Suomy Motosport S.r.l.
- Company type: S.r.l.
- Industry: Motorcycle helmets
- Founded: 1997
- Headquarters: Lurago d'Erba, Italy
- Website: www.suomy.com

= Suomy =

Italian brand of motorcycle helmets

Suomy (pronounced su-oh-mee) is an Italian brand of motorcycle helmets.

Suomy was founded in 1997, In 2000, Suomy signed a partnership agreement with Ducati. Due to this collaboration, the most talented Ducati riders engaged in the Superbike World Championship started using Suomy helmets.

In 2001 Suomy won the first World Title with Troy Bayliss.. He confirmed his World Title in 2006 and 2008 too. During the same years, Suomy sponsored riders of the caliber of Troy Corser, Aaron Slight, Ben Bostrom, Scott Russell and Ruben Xaus. Subsequently, Neil Hodgson in 2003 and James Toseland in 2004 and 2007 will be proclaimed SBK World Champions.

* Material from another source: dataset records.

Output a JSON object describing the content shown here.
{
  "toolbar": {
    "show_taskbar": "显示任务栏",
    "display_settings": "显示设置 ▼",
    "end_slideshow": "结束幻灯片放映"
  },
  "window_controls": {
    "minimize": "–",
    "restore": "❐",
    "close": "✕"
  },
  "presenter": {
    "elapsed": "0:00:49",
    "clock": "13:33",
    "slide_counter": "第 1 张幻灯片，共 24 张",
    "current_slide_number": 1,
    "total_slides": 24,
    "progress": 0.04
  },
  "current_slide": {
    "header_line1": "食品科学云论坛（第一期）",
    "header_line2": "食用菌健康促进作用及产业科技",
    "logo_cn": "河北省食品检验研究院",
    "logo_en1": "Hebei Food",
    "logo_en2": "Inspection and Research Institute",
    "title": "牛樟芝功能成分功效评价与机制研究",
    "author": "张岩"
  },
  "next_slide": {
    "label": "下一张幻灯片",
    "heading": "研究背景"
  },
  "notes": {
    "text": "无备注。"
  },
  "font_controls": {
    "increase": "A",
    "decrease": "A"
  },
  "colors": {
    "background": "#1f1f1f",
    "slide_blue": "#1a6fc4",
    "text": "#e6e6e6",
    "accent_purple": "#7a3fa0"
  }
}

In 2003 Suomy became the lead actor in the 250 GP Championship with Manuel Poggiali‘s World victory. The 2000s are also characterized by Suomy’s debut in the MotoGP World Championship thanks to the sponsorship of two icons of the worldwide motorcycling: Loris Capirossi and Max Biaggi.

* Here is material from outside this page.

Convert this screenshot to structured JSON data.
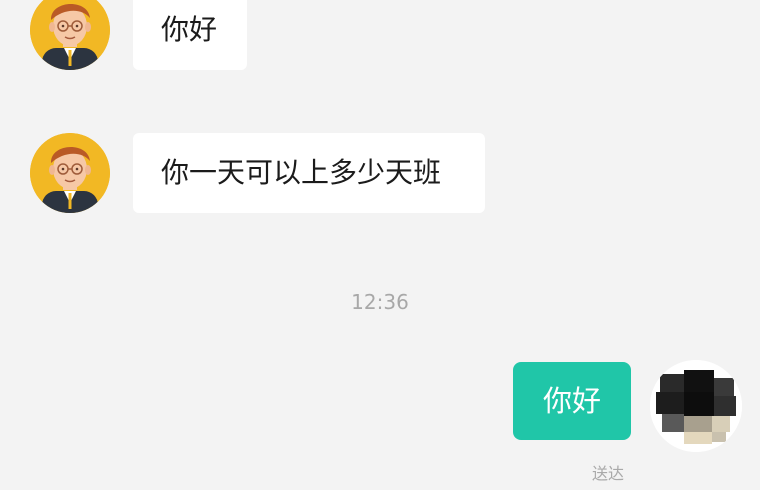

The Italian brand continues its growth, making progress with important technological investments and developing a top-notch Design and R&D department based in Italy.

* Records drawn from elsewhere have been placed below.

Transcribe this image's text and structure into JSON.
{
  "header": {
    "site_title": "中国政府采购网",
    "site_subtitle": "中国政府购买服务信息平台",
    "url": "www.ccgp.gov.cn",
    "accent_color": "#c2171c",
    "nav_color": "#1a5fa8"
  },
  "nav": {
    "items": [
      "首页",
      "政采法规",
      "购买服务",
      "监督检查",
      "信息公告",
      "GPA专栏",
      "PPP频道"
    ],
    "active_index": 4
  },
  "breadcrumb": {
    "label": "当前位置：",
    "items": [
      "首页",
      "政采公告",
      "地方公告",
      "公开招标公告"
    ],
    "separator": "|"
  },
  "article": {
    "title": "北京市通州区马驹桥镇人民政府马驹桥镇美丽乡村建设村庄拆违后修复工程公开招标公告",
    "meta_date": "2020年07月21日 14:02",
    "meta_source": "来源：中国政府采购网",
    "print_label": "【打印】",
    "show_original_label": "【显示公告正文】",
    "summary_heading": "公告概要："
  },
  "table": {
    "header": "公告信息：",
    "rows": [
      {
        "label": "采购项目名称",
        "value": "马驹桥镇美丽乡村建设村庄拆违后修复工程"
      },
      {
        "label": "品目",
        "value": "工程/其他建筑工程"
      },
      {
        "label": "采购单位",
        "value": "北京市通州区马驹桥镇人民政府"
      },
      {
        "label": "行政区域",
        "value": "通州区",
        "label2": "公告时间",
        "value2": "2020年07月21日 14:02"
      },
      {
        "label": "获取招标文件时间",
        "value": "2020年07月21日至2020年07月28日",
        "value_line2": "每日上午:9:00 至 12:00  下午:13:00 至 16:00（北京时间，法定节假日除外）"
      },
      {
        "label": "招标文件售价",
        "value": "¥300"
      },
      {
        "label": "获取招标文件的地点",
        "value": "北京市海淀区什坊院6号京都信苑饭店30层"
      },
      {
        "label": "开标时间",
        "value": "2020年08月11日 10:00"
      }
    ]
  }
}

In 2014, Suomy was acquired by a private investment fund that took ownership of the brand.

In 2019 Matteo Ferrari and in 2020 Enea Bastianini respectively won the MotoE and Moto2 world championships wearing SR-GP.

In November 2022, Suomy Helmets got on top of the world as Francesco Bagnaia conquers the title of MotoGP World Champion by wearing SR-GP.